Ok, cool… we got an example of a case_when structure created by copilot. Excluding the select-statement, Github copilot was able to create the above case_when example from the natural language description above the code. The select-statement was created by copilot based on the comment I added after the first code suggestion.

Even more complicated case_when structures are possible just by describing the structure through some examples.
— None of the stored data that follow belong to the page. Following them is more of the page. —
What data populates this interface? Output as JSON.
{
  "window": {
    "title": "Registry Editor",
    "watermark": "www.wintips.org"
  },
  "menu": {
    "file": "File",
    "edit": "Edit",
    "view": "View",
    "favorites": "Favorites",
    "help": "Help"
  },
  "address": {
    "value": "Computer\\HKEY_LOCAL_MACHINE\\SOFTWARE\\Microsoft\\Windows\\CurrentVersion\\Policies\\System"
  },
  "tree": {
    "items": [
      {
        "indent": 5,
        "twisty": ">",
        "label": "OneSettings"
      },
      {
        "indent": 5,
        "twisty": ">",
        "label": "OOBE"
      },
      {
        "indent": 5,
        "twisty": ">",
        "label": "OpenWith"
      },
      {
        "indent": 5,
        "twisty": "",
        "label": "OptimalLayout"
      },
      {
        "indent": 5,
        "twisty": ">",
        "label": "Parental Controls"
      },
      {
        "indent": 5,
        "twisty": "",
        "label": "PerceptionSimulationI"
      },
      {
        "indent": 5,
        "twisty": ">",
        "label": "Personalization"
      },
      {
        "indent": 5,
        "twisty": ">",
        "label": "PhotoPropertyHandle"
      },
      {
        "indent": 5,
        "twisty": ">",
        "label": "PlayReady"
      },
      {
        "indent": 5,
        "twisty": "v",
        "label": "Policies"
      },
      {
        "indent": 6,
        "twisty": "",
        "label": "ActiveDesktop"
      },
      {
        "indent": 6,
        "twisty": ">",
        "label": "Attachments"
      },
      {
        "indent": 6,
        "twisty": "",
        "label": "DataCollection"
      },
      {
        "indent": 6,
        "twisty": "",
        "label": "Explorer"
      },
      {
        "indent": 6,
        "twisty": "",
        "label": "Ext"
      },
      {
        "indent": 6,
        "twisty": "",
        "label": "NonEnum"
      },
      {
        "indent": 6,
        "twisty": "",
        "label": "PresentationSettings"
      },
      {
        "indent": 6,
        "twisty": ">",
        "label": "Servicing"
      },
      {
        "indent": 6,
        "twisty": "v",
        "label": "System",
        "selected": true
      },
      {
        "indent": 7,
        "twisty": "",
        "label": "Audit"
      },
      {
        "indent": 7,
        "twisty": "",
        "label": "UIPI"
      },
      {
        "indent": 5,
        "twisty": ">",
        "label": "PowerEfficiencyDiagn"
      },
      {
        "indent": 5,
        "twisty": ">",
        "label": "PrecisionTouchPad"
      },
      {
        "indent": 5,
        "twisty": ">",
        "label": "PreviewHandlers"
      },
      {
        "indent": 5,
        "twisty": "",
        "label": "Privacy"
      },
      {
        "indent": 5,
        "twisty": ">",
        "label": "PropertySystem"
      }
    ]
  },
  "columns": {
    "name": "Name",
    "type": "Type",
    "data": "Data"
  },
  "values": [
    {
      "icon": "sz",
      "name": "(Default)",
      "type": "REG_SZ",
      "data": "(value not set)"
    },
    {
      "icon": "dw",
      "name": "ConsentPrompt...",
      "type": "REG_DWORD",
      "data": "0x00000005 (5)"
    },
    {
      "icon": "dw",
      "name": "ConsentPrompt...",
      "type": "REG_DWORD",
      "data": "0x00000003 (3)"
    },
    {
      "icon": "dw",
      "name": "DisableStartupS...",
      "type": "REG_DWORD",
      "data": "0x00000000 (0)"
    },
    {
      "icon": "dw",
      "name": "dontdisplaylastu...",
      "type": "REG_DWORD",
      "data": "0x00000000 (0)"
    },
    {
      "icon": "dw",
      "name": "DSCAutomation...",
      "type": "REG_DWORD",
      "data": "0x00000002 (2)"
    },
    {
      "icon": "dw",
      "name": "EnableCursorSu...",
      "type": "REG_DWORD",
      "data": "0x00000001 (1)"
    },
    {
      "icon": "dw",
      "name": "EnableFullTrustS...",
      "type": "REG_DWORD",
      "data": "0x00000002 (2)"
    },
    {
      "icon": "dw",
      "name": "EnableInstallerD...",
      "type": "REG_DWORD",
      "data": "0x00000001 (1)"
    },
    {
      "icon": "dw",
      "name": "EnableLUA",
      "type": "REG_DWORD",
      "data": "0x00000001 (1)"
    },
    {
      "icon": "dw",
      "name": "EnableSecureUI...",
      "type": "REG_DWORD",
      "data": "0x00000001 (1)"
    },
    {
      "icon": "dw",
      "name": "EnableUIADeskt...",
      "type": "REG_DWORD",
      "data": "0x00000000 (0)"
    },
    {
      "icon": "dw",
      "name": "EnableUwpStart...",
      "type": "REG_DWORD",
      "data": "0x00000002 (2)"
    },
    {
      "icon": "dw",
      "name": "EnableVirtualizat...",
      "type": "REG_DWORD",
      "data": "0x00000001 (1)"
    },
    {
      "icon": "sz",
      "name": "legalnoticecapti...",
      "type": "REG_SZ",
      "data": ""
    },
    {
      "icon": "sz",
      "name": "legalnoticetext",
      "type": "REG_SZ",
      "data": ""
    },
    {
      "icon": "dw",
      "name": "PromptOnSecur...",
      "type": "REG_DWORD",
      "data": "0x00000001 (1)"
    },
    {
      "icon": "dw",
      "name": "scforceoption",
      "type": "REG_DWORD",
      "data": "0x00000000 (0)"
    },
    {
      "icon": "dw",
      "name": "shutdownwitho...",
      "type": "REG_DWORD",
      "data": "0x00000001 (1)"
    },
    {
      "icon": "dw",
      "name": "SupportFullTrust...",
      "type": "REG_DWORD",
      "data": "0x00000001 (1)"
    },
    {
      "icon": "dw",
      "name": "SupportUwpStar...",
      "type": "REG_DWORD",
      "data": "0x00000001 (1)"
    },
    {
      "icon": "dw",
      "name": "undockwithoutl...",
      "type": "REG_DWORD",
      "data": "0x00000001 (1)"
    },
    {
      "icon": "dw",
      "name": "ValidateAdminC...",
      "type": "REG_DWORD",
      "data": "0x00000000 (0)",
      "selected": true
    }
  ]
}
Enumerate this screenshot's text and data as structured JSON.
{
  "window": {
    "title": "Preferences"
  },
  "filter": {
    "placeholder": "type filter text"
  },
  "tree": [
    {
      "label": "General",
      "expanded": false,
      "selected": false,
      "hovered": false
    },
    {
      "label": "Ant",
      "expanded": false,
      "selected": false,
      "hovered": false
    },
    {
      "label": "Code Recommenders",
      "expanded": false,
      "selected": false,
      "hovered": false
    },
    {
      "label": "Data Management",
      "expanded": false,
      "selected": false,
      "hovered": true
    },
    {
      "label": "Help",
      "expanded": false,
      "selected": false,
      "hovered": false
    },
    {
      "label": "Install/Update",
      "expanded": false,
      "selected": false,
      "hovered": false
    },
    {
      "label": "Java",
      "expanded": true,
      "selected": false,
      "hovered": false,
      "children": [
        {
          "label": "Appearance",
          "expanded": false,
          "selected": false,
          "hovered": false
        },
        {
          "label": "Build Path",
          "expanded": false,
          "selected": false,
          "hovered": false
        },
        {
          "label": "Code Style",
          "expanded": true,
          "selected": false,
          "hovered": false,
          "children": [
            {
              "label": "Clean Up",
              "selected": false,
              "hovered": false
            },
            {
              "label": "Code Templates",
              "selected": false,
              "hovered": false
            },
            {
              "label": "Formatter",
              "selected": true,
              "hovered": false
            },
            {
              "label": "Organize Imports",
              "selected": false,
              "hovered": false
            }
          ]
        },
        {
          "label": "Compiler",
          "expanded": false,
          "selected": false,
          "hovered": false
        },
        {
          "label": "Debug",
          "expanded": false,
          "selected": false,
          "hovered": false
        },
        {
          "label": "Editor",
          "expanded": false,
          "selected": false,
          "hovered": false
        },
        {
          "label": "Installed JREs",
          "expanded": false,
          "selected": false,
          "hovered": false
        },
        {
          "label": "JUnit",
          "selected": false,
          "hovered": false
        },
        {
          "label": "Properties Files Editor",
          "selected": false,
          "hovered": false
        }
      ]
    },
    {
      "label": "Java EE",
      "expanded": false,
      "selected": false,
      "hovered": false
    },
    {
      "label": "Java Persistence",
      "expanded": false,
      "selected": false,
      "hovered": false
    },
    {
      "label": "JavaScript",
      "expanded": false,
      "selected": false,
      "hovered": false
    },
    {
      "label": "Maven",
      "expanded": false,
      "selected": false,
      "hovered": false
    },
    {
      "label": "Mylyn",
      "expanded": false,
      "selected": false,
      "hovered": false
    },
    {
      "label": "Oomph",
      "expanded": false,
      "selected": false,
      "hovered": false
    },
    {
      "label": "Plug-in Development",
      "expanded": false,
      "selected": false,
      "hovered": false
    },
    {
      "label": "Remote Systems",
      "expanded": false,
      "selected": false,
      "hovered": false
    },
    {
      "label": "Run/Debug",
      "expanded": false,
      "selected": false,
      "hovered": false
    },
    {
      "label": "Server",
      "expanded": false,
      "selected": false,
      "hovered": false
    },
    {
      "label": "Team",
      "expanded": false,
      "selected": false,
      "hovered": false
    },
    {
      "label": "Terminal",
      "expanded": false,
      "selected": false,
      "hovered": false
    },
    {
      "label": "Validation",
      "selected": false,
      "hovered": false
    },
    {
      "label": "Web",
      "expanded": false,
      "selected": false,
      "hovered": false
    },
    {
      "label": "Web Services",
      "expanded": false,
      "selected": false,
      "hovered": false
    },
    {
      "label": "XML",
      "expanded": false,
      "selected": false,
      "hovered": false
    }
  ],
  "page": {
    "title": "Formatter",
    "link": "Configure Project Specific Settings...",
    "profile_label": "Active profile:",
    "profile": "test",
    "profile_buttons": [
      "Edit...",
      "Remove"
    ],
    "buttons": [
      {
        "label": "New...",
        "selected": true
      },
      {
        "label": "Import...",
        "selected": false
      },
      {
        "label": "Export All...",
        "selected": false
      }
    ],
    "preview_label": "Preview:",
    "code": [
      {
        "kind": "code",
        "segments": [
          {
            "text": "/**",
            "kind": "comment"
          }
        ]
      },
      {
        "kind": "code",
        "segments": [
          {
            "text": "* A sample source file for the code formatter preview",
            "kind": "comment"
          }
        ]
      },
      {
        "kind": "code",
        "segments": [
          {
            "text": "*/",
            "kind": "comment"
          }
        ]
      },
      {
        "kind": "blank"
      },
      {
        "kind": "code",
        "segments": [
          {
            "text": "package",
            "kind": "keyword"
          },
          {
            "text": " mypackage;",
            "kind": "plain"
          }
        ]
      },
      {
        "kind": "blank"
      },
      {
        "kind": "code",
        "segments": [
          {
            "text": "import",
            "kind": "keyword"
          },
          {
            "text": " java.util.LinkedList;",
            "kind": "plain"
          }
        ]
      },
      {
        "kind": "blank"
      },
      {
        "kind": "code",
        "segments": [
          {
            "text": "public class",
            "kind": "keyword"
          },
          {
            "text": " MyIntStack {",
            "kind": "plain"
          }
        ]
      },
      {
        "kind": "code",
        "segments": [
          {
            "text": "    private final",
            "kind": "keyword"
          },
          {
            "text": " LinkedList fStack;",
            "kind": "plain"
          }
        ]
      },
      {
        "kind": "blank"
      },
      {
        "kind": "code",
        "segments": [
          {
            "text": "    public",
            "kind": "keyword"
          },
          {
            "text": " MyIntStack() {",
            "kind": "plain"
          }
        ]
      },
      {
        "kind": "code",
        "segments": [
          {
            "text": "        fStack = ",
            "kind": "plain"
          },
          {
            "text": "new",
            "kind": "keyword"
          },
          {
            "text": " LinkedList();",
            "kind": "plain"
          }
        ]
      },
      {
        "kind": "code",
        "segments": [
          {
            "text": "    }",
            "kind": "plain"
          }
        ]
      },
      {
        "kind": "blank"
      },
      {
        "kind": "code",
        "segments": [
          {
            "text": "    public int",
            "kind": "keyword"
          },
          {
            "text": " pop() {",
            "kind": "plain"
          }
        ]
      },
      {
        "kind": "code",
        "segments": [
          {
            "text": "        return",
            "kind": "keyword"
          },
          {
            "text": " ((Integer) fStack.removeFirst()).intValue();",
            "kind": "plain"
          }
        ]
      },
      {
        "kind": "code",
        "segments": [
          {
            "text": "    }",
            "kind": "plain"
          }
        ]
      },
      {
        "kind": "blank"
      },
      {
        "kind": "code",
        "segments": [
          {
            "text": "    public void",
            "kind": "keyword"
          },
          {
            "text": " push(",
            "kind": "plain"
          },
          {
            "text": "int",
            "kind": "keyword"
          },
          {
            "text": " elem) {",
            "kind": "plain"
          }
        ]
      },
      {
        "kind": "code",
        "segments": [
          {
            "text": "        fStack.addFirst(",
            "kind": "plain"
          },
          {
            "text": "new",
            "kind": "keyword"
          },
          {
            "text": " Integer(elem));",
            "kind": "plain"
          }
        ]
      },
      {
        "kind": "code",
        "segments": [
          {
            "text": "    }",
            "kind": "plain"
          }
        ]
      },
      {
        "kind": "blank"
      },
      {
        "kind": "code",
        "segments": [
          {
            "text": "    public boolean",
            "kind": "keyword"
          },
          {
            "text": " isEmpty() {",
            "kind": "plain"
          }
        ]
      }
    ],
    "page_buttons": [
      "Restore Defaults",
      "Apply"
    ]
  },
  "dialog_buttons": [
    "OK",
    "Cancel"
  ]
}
Let’s look at one more example.

# create a new column based on the carb column values
# the new column should be called carb_factor
# if carb has a value of 4 the carb_factor should be "four carburetors"
# Print out the head of the modified data.frame with only the carb and carb_factor columns

mtcars %>% 
  mutate(carb_factor = case_when(
    carb == 4 ~ "four carburetors",
    carb == 1 ~ "one carburetor",
    carb == 2 ~ "two carburetors",
    carb == 3 ~ "three carburetors",
    carb == 6 ~ "six carburetors",
    carb == 8 ~ "eight carburetors"
  )) %>%
  select(carb, carb_factor) %>%
  head()
                  carb      carb_factor
Mazda RX4            4 four carburetors
Mazda RX4 Wag        4 four carburetors
Datsun 710           1   one carburetor
Hornet 4 Drive       1   one carburetor
Hornet Sportabout    2  two carburetors
Valiant              1   one carburetor

The above code was created entirely by copilot based on the comments above the code. Based on my testing so far, I find this one the most useful features of copilot. Sometimes I also let copilot suggest implementations of things I could easily program myself. Occasionally, copilot suggests using functions I might have not thought of using. So, I guess it in a way lives up to the promise of being a pair programmer by broadening my horizons.

Final thoughts

Github copilot is not going to replace programmers just yet. Often times it needs the help of a human in breaking down the programming task into smaller pieces. So you need to be able and willing to help copilot help you. Nevertheless, as we saw above, we are not talking about just a glorified auto complete. Copilot is capable of genuinely making some tasks, such as repetitive conditional statements, easier and less laborious to implement.

Let’s give the final word to copilot:

Github copilot is not going to replace programmers just yet…

However, it can be a useful tool in speeding up the development process. It can also be a useful tool in learning new programming languages. I’m looking forward to seeing how the tool develops in the future.